C’est alors que s’engagent rapidement les négociations ente sa famille et les ravisseurs, qui lui rendent sa liberté sept jours plus tard contre une rançon dont il ^préfère plutôt taire le montant. Les Karanas se sont émigrés d’Inde vers Madagascar à la fin du XVIIe siècle. Beaucoup parmi eux ont conservé la nationalité française après les indépendances de 1960. De part leur profession dans le domaine commercial, ils  disposent d’une place importante dans l’économie malgache. Le magazine Forbes  en avait enregistré trois parmi les grosses fortunes du continent africain francophone.  En 2017, le PDG du groupe Axian (Télécom), Hassanein Hiridjee, le patron de Sipromad (entretien), Ilias Akbaraly et le patron  de Galana (pétrolière), Iqbal Rahim. Près de 90% de la population tchadienne vit  avec moins de deux dollars par jour, sa réussite attise toutes les convoitises. Au total une centaine d’enlèvements  recensés et signalés ces dix dernières années visaient la communauté principalement la communauté Karana.

 

Et le phénomène ne fait qu’accélérer. « De ce que l’on sait, on a recensé 14 cas depuis 2017, un record », souligne le directeur  du Collectif français d’origine indienne de Madagascar (CFOIM), Jean-Michel Frachet.  Observant une sorte de discrétion jusqu’ici, le président malgache a récemment diffusé une vidéo sur les réseaux sociaux dans laquelle il regrette la situation « inacceptable » vécue par les membres de la communauté Karana. Il y a pratiquement six mois qu’une cellule spéciale de lutte contre les rapts, comprenant la police, la gendarmerie et la justice malgache a été mie sur pied. « Des investigations et des enquêtes approfondies ont été menées et se poursuivent », a-t-il persisté.
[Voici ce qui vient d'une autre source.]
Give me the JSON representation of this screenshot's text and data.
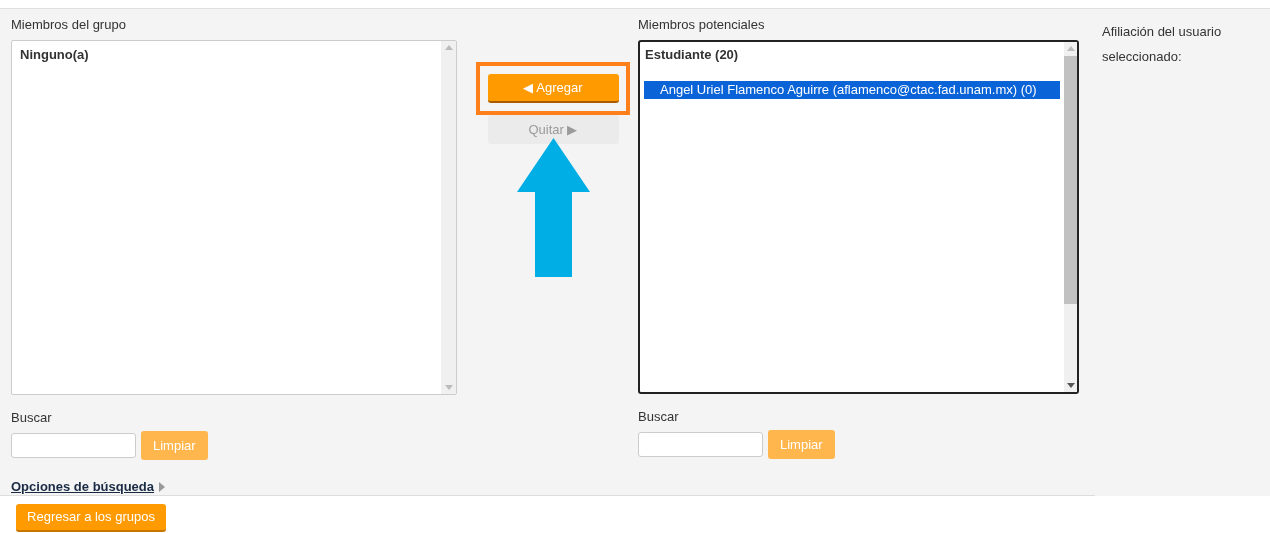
{
  "group_members": {
    "label": "Miembros del grupo",
    "items": [
      {
        "text": "Ninguno(a)",
        "kind": "header"
      }
    ],
    "search": {
      "label": "Buscar",
      "clear_button": "Limpiar"
    }
  },
  "actions": [
    {
      "label": "◀ Agregar",
      "disabled": false,
      "highlighted": true
    },
    {
      "label": "Quitar ▶",
      "disabled": true,
      "highlighted": false
    }
  ],
  "potential_members": {
    "label": "Miembros potenciales",
    "items": [
      {
        "text": "Estudiante (20)",
        "kind": "header"
      },
      {
        "text": "Angel Uriel Flamenco Aguirre (aflamenco@ctac.fad.unam.mx) (0)",
        "kind": "option",
        "selected": true
      }
    ],
    "search": {
      "label": "Buscar",
      "clear_button": "Limpiar"
    }
  },
  "affiliation": {
    "label": "Afiliación del usuario seleccionado:"
  },
  "search_options_link": "Opciones de búsqueda",
  "back_button": "Regresar a los grupos"
}
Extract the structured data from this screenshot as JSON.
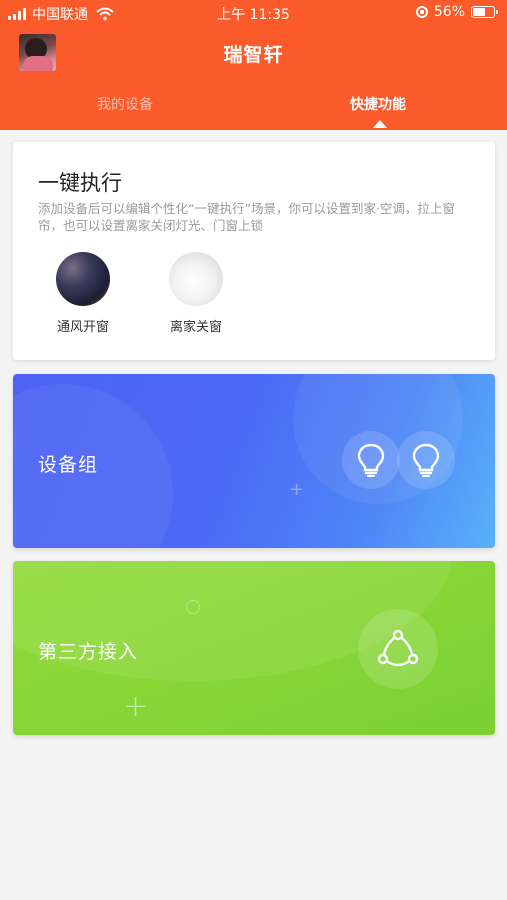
{
  "status_bar": {
    "carrier": "中国联通",
    "time": "上午 11:35",
    "battery": "56%"
  },
  "header": {
    "title": "瑞智轩",
    "tabs": [
      {
        "label": "我的设备",
        "active": false
      },
      {
        "label": "快捷功能",
        "active": true
      }
    ]
  },
  "one_key": {
    "title": "一键执行",
    "description": "添加设备后可以编辑个性化“一键执行”场景，你可以设置到家·空调，拉上窗帘，也可以设置离家关闭灯光、门窗上锁",
    "scenes": [
      {
        "label": "通风开窗",
        "icon": "night-sky-image"
      },
      {
        "label": "离家关窗",
        "icon": "curtain-image"
      }
    ]
  },
  "device_group": {
    "label": "设备组",
    "icons": [
      "lightbulb-icon",
      "lightbulb-icon"
    ]
  },
  "third_party": {
    "label": "第三方接入",
    "icon": "share-icon"
  },
  "colors": {
    "header": "#fb5a2b",
    "group_card": "#4e63f4",
    "third_card": "#8ad738"
  }
}
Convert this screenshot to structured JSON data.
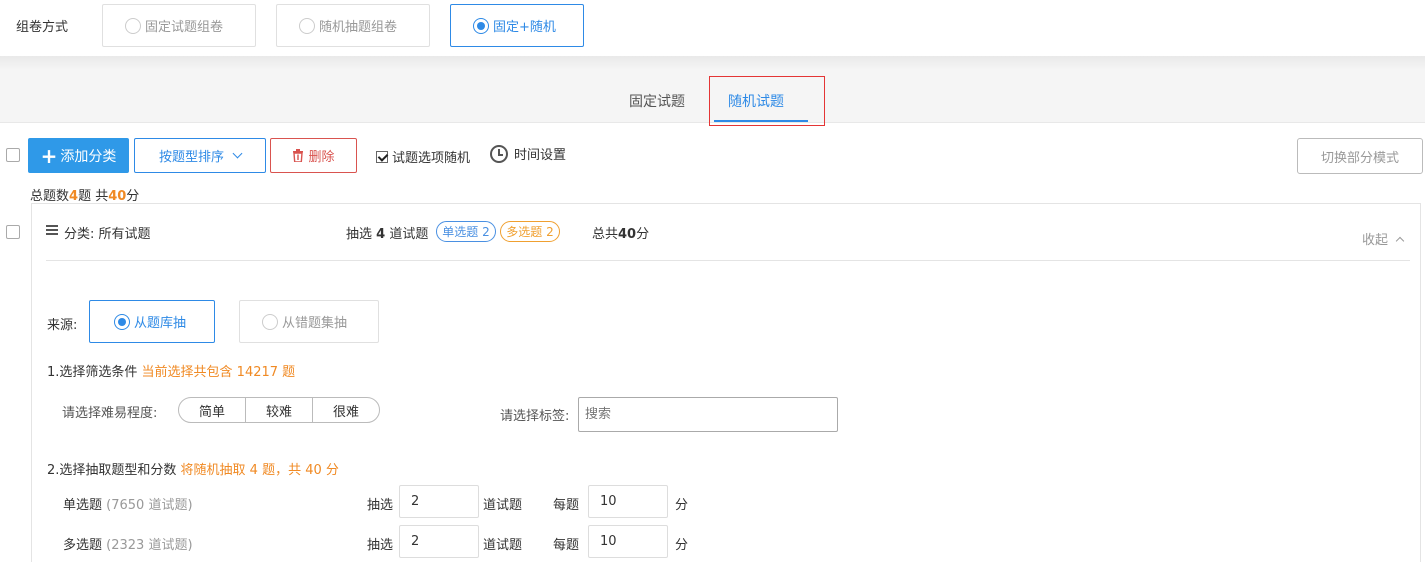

La justice commence timidement à s’en mêler. L’an passé, un tribunal a, pour la première fois, administré des peines exemplaires de travaux forcés à perpétuité à une vingtaine de personnes qui avaient participé en 2015 à l’enlèvement de deux adolescents de la communauté Karana. Certains Karana ont choisi de quitter Madagascar uniquement par inquiétude.